As we mourn the destruction of the Beit Hamikdash, once again, we wonder how many more times we will be doing this. For close to two thousand years, the Jewish people have been mourning the destruction of the Beit Hamikdash. We shed tears of hope, wishing that this year will be the year, and alas, here we are once again back in the mourning process.

Hacham Ovadia Yosef offers a beautiful insight into why this might be. The rabbis tell us (Masehet Ta’anit 30b) “Whoever eats and drinks on Tisha Be’av will not merit to see the joy of [the reconstruction] of Jerusalem. And whoever mourns the destruction of Jerusalem, merits, and sees in its joy”

Hacham Ovadia asks: why is it that when the Gemara speaks of he who does not mourn over the destruction of Jerusalem, it speaks in future tense (“will not merit to see the joy…”), yet when it speaks of those who mourn the tragic loss of Jerusalem, it speaks in present tense (“merits and sees its joy”).

Maran cites the Gemara * that says that there is a rule of nature that after 12 months people are able to start overcoming the loss of a loved one; once 12 months past, we no longer feel the same sense of loss and are able to move forward. The Gemara points out that the reason Yaakov Avinu can never stop crying about the loss of his beloved son Joseph, even though Yaakov Avinu thought he was dead, is because this law of nature did not apply. Since Joseph was really alive, he was not able to be forgotten.

This rule sheds light on how and why we mourn the loss of Beit Hamikdash. As long as we are crying, grieving, and lamenting the loss of Beit Hamikdash- Hacham Ovadia explains- that is a clear sign that the Beit Hamikdash will be rebuilt. Just like Yaakov Avinu who never stopped shedding tears over the loss of his son Joseph, if we refuse to be comforted and continue to be inconsolable over the loss of the Beit Hamikdash there is still hope.

This is why the Gemara says in the present tense “he who mourns the loss of Beit Hamikdash merits to see in its reconstruction”, in the present tense, because the very process of grieving and bemoaning the loss of Beit Hamikdash, offers hope for its reconstruction. On the other hand, for he who eats and drinks on Tisha Be’Av and does not mourn the loss of the Beith Hamikdash, the Gemara uses future tense since that person will not see the full reconstruction in the future; needless to say that, this person see no hope in the present either.
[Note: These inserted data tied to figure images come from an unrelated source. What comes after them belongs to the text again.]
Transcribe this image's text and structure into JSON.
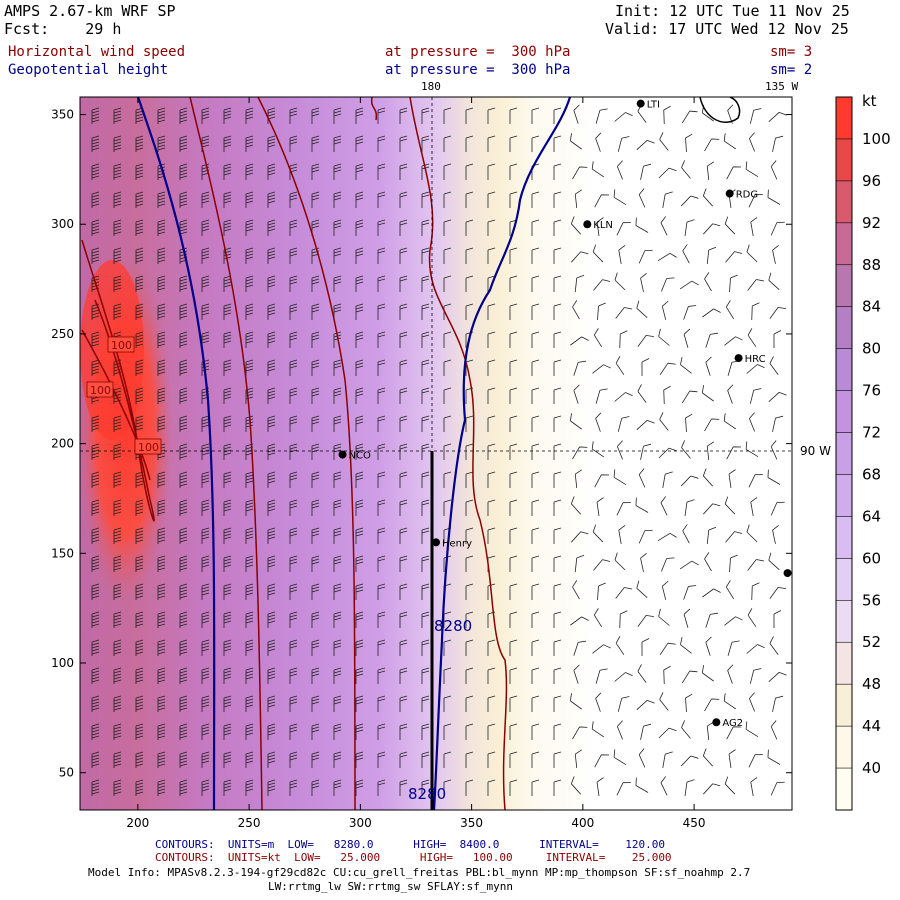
{
  "header": {
    "model": "AMPS 2.67-km WRF SP",
    "fcst": "Fcst:    29 h",
    "init": "Init: 12 UTC Tue 11 Nov 25",
    "valid": "Valid: 17 UTC Wed 12 Nov 25",
    "field1_name": "Horizontal wind speed",
    "field1_level": "at pressure =  300 hPa",
    "field1_sm": "sm= 3",
    "field2_name": "Geopotential height",
    "field2_level": "at pressure =  300 hPa",
    "field2_sm": "sm= 2",
    "lon_label_top": "180",
    "lon_label_right_top": "135 W",
    "lon_label_right": "90 W"
  },
  "map": {
    "x_ticks": [
      200,
      250,
      300,
      350,
      400,
      450
    ],
    "y_ticks": [
      50,
      100,
      150,
      200,
      250,
      300,
      350
    ],
    "x_range": [
      174,
      494
    ],
    "y_range": [
      33,
      358
    ],
    "stations": [
      {
        "name": "LTI",
        "x": 426,
        "y": 355
      },
      {
        "name": "RDG",
        "x": 466,
        "y": 314
      },
      {
        "name": "KLN",
        "x": 402,
        "y": 300
      },
      {
        "name": "HRC",
        "x": 470,
        "y": 239
      },
      {
        "name": "NCO",
        "x": 292,
        "y": 195
      },
      {
        "name": "Henry",
        "x": 334,
        "y": 155
      },
      {
        "name": "AG2",
        "x": 460,
        "y": 73
      },
      {
        "name": "",
        "x": 492,
        "y": 141
      }
    ],
    "contour_labels": {
      "speed_100_a": "100",
      "speed_100_b": "100",
      "speed_100_c": "100",
      "height_8280_a": "8280",
      "height_8280_b": "8280"
    }
  },
  "legend": {
    "units": "kt",
    "labels": [
      "100",
      "96",
      "92",
      "88",
      "84",
      "80",
      "76",
      "72",
      "68",
      "64",
      "60",
      "56",
      "52",
      "48",
      "44",
      "40"
    ],
    "colors": [
      "#ff3b2f",
      "#e84848",
      "#d85a6c",
      "#c86a96",
      "#b877ae",
      "#b47fc4",
      "#b98ad6",
      "#c493e0",
      "#c99fe6",
      "#d0aced",
      "#d9bdf2",
      "#e3cff5",
      "#ecdcf3",
      "#f4e5e4",
      "#f8efd8",
      "#fdf8e8",
      "#fffcf2"
    ]
  },
  "footer": {
    "contours1": "CONTOURS:  UNITS=m  LOW=   8280.0      HIGH=  8400.0      INTERVAL=    120.00",
    "contours2": "CONTOURS:  UNITS=kt  LOW=   25.000      HIGH=   100.00     INTERVAL=    25.000",
    "model_info": "Model Info: MPASv8.2.3-194-gf29cd82c CU:cu_grell_freitas PBL:bl_mynn MP:mp_thompson SF:sf_noahmp 2.7",
    "model_info2": "LW:rrtmg_lw SW:rrtmg_sw SFLAY:sf_mynn"
  }
}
The story has it that when French emperor Napoleon Bonaparte (1769-1829), was traveling through Russia, in his long journey of conquest, he passed through a small town. As he was walking by one of the Synagogues, he heard people voices whimpering with sadness and agony. He asked someone what was going on in there. The response he got was that, that night was the night of Tisha Be’av and that the Jews were crying about the loss of their Temple. “How recently was this Temple destroyed?” Napoleon asked. When he was told that it was  almost two thousand years ago, Napoleon responded:” a people who can mourn the loss of their Temple 2000 years ago, will surely be around in another 2000 years!”

One of the most moving scenes I have ever seen, is that of Maran Hacham Ovadia, mourning the loss of the Beit Hamikdash. In a video, available to all on YouTube, one can see Maran speaking about the destruction of the Beit Hamikdash in a Halacha shiur. Suddenly, without intending to do so, when speaking about the halachot of mourning for the Beit Hamikdash, Maran’s voice chocks up, tears start streaming down his cheeks, and he bursts out crying for the Beit Hamikdash. There is not a better example of how personally we can take the destruction of the Beit Hamikdash and that, that very same agony, is what offers us hope, for the continuity of the Jewish people.